Viaje a la República de Genova

Después de una travesía  para poder conseguir la estación, pude subir al tren con destino a Génova – Italia, corrí por los vagones con la mochila encima para encontrar a mis compañeros de viaje. Luego de varios intentos fallidos finalmente los conseguí, no fui la única perdida, a ellos les había pasado lo mismo. Cruzamos la frontera entre Francia e Italia, hicimos un trasbordo en Ventimiglia, aunque ya estamos en tierras italianas, faltan unas tres horas de recorrido. Con los nervios y la emoción de visitar por primera vez un país desconocido, sobran las expectativas. Como en mesa de reuniones, decidimos los lugares que visitaremos, cuantas fotos tomaremos y lo que comeremos. Entre palabras, risas y par de sándwiches se nos pasa el tiempo, con la mirada fija en la ventana solo puedo de vez en cuando mirar el reloj. El tren se detuvo, al fin llegamos. En seguida conseguimos un taxi que nos llevó a un hotel no muy costoso cercano a la estación, pedimos una habitación triple y nos dedicamos a descansar el resto de la noche.

Despertamos bien temprano, como desayuno comimos un croissant con mantequilla y mermelada, no puede faltar un expreso (café pequeño bien cargado), para andar bien despiertos y así recorrer bien el lugar.

Nos dejamos llevar por  sus calles y callejones con arcos en piedra, sus banderas colgadas nos hacen viajar en el tiempo como película, se van viendo poco a poco las huellas de romanos, franceses, árabes y piratas. Mi mirada se pierde entre las flores de los jardines colgantes entre ventanas de madera verde medio abiertas.

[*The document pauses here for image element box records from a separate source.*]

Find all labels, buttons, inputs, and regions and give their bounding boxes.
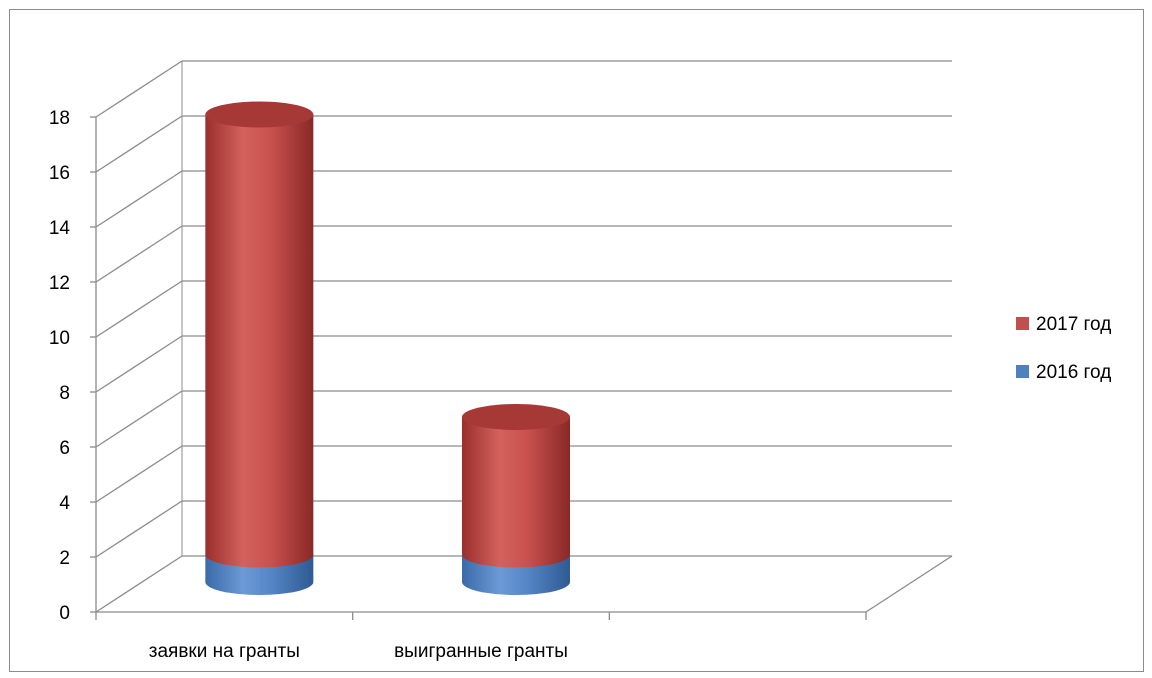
y-tick-label: 6	[59, 438, 70, 459]
gridline-side	[95, 60, 183, 118]
legend-label: 2016 год	[1036, 362, 1111, 383]
gridline-side	[95, 555, 183, 613]
gridline-side	[95, 390, 183, 448]
x-category-label: выигранные гранты	[394, 641, 568, 662]
bar-segment	[205, 114, 314, 568]
gridline-side	[95, 280, 183, 338]
gridline-side	[95, 335, 183, 393]
bar-top	[462, 404, 570, 430]
axis-layer	[90, 116, 953, 620]
gridline-side	[95, 225, 183, 283]
y-tick-label: 10	[49, 328, 70, 349]
y-tick-label: 4	[59, 493, 70, 514]
y-tick-label: 8	[59, 383, 70, 404]
legend-swatch	[1016, 365, 1029, 378]
gridline-side	[95, 445, 183, 503]
y-tick-label: 2	[59, 548, 70, 569]
x-category-label: заявки на гранты	[149, 641, 300, 662]
labels-layer: 0 2 4 6 8 10 12 14 16 18 заявки на гранты выигранны…	[49, 108, 568, 662]
floor-edge	[865, 555, 953, 613]
legend: 2017 год 2016 год	[1016, 314, 1111, 383]
bar-top	[205, 101, 314, 128]
y-tick-label: 14	[49, 218, 71, 239]
legend-label: 2017 год	[1036, 314, 1111, 335]
chart-frame	[9, 9, 1144, 672]
y-tick-label: 18	[49, 108, 70, 129]
bar-segment	[462, 417, 570, 568]
y-tick-label: 12	[49, 273, 70, 294]
gridline-side	[95, 115, 183, 173]
y-tick-label: 16	[49, 163, 70, 184]
bars-layer	[205, 101, 570, 595]
gridline-side	[95, 500, 183, 558]
y-tick-label: 0	[59, 603, 70, 624]
legend-swatch	[1016, 317, 1029, 330]
gridline-side	[95, 170, 183, 228]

Entre escalones, patios y salas llegamos al mar, al fondo se ve el muelle, los yates y barcos anclados; ya estamos en la espera de salir en cualquier momento a la aventura. Mis pies caminan solos como si supieran el camino, un barco antiguo llama nuestra atención, es el “Galeón Neptuno” que desde que lo hicieron para una película de Román Polanski se volvió toda una atracción, mi imaginación vuela enseguida y me pregunto ¿Cómo sería viajar en esos barcos de madera? ¡Que aventureros, arriesgados y valientes que fueron esas personas que cruzaron con maletas cargadas de sueños, miedos y esperanza en busca de otra vida! ¡Claro! Ya estaba en la ciudad donde se cree que nació el más grande viajero y explorador, “Cristóbal Colon” nada podía inspirarme más.

El olor a mar y albahaca fresca invade todo el lugar, todo indica que comeremos pasta con pesto, una de mis obsesiones, el parmesano y el aceite de oliva podría ser la perfección materializada.

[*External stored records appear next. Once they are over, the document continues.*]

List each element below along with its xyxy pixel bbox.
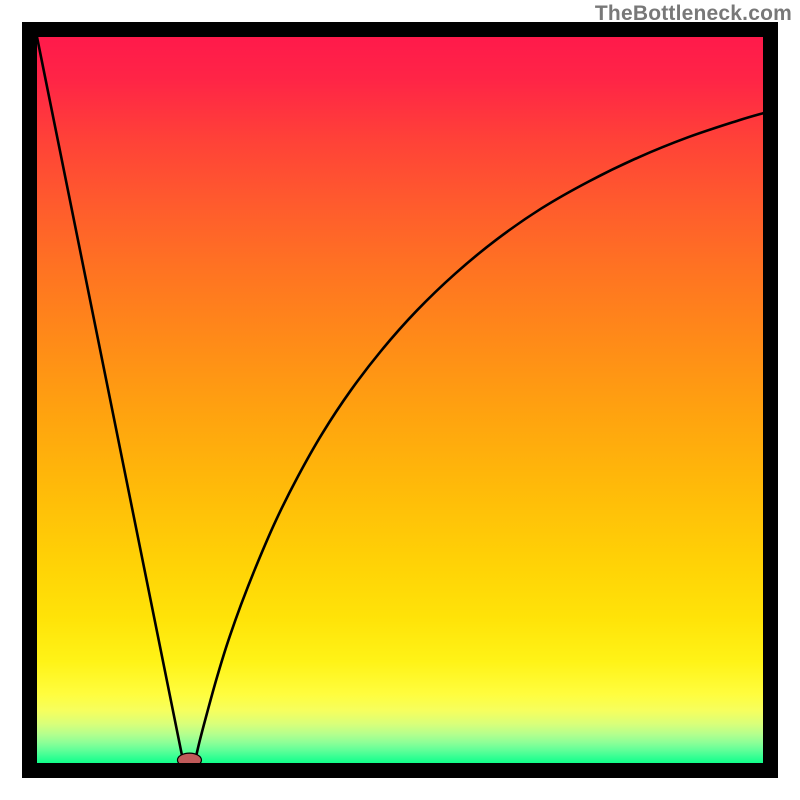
bottleneck-curve: [37, 37, 763, 763]
optimal-point-marker: [177, 753, 201, 763]
curve-left-segment: [37, 37, 183, 760]
curve-right-segment: [195, 113, 763, 760]
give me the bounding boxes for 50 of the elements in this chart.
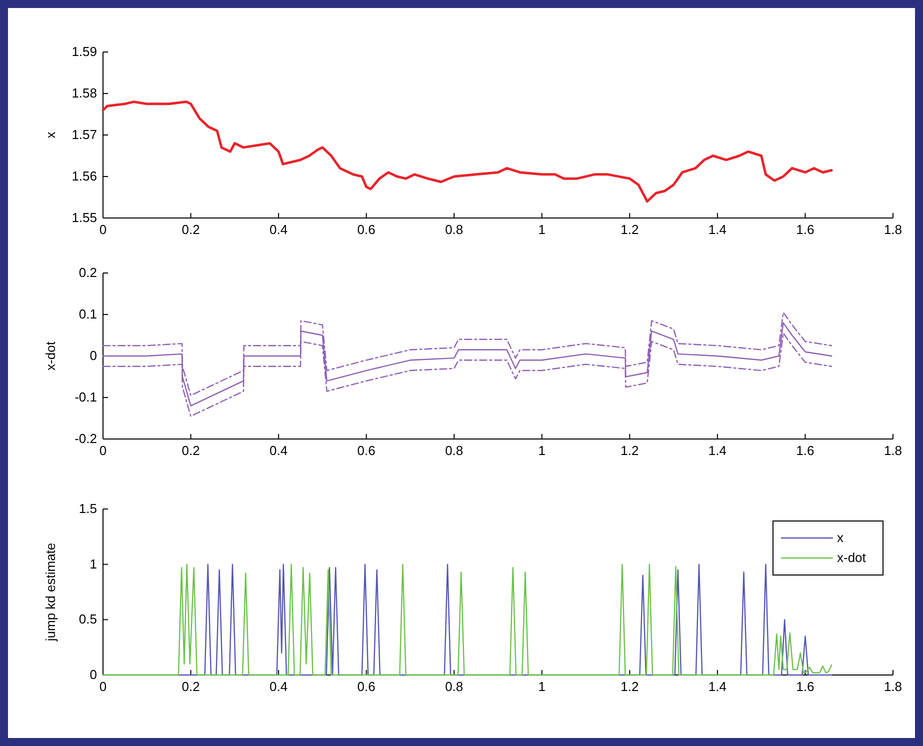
y-tick-label: 0.1 <box>78 306 97 322</box>
line-series <box>102 100 833 203</box>
legend-label: x <box>837 530 844 545</box>
x-tick-label: 0.6 <box>357 222 376 237</box>
x-tick-label: 1.4 <box>708 679 726 694</box>
x-tick-label: 1.4 <box>708 222 726 237</box>
x-tick-label: 0.6 <box>357 443 376 458</box>
x-tick-label: 0.4 <box>270 679 288 694</box>
y-tick-label: 1.59 <box>72 44 97 59</box>
x-tick-label: 0.8 <box>445 679 464 694</box>
x-tick-label: 0.4 <box>270 443 288 458</box>
x-tick-label: 1.6 <box>796 443 814 458</box>
y-axis-title: jump kd estimate <box>43 542 58 642</box>
x-tick-label: 1.8 <box>884 443 902 458</box>
x-tick-label: 1 <box>538 222 546 237</box>
x-tick-label: 0.6 <box>357 679 376 694</box>
y-tick-label: 1.57 <box>72 127 97 142</box>
y-tick-label: 1.55 <box>72 210 97 225</box>
x-tick-label: 1.2 <box>620 222 639 237</box>
x-tick-label: 1 <box>538 679 546 694</box>
y-tick-label: -0.2 <box>74 431 97 446</box>
x-tick-label: 1 <box>538 443 546 458</box>
x-tick-label: 0.2 <box>182 443 200 458</box>
y-tick-label: 0 <box>90 348 97 363</box>
x-tick-label: 0.4 <box>270 222 288 237</box>
x-tick-label: 0.2 <box>182 222 200 237</box>
x-tick-label: 1.4 <box>708 443 726 458</box>
x-tick-label: 1.8 <box>884 222 902 237</box>
x-tick-label: 0 <box>99 222 107 237</box>
x-tick-label: 0.8 <box>445 443 464 458</box>
y-tick-label: 0.2 <box>78 265 97 280</box>
x-tick-label: 1.2 <box>620 443 639 458</box>
y-tick-label: -0.1 <box>74 390 97 404</box>
x-tick-label: 1.6 <box>796 679 814 694</box>
x-tick-label: 1.2 <box>620 679 639 694</box>
x-tick-label: 0.8 <box>445 222 464 237</box>
x-tick-label: 0.2 <box>182 679 200 694</box>
y-tick-label: 0.5 <box>78 612 97 627</box>
y-tick-label: 1.56 <box>72 168 97 184</box>
y-axis-title: x <box>43 131 58 138</box>
y-tick-label: 1 <box>90 556 97 572</box>
y-axis-title: x-dot <box>43 341 58 370</box>
x-tick-label: 0 <box>99 443 107 458</box>
y-tick-label: 1.58 <box>72 86 97 100</box>
x-tick-label: 0 <box>99 679 107 694</box>
y-tick-label: 0 <box>90 667 97 682</box>
y-tick-label: 1.5 <box>78 501 97 516</box>
x-tick-label: 1.6 <box>796 222 814 237</box>
x-tick-label: 1.8 <box>884 679 902 694</box>
legend-label: x-dot <box>837 550 866 565</box>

Más tarde visitamos el acuario, el más grande de toda Italia, como ventanas abiertas al mediterráneo este muestra a sus visitantes la diversidad del mar.

El día no pudo terminar de otra manera sino con una cerveza en un café con mesas afuera, se escuchan conversaciones con tonos altos de voz y solo se ven las manos moviéndose con la misma rapidez de su conversación, viendo a los italianos  me di cuenta que hablan más con los gestos que con sus palabras.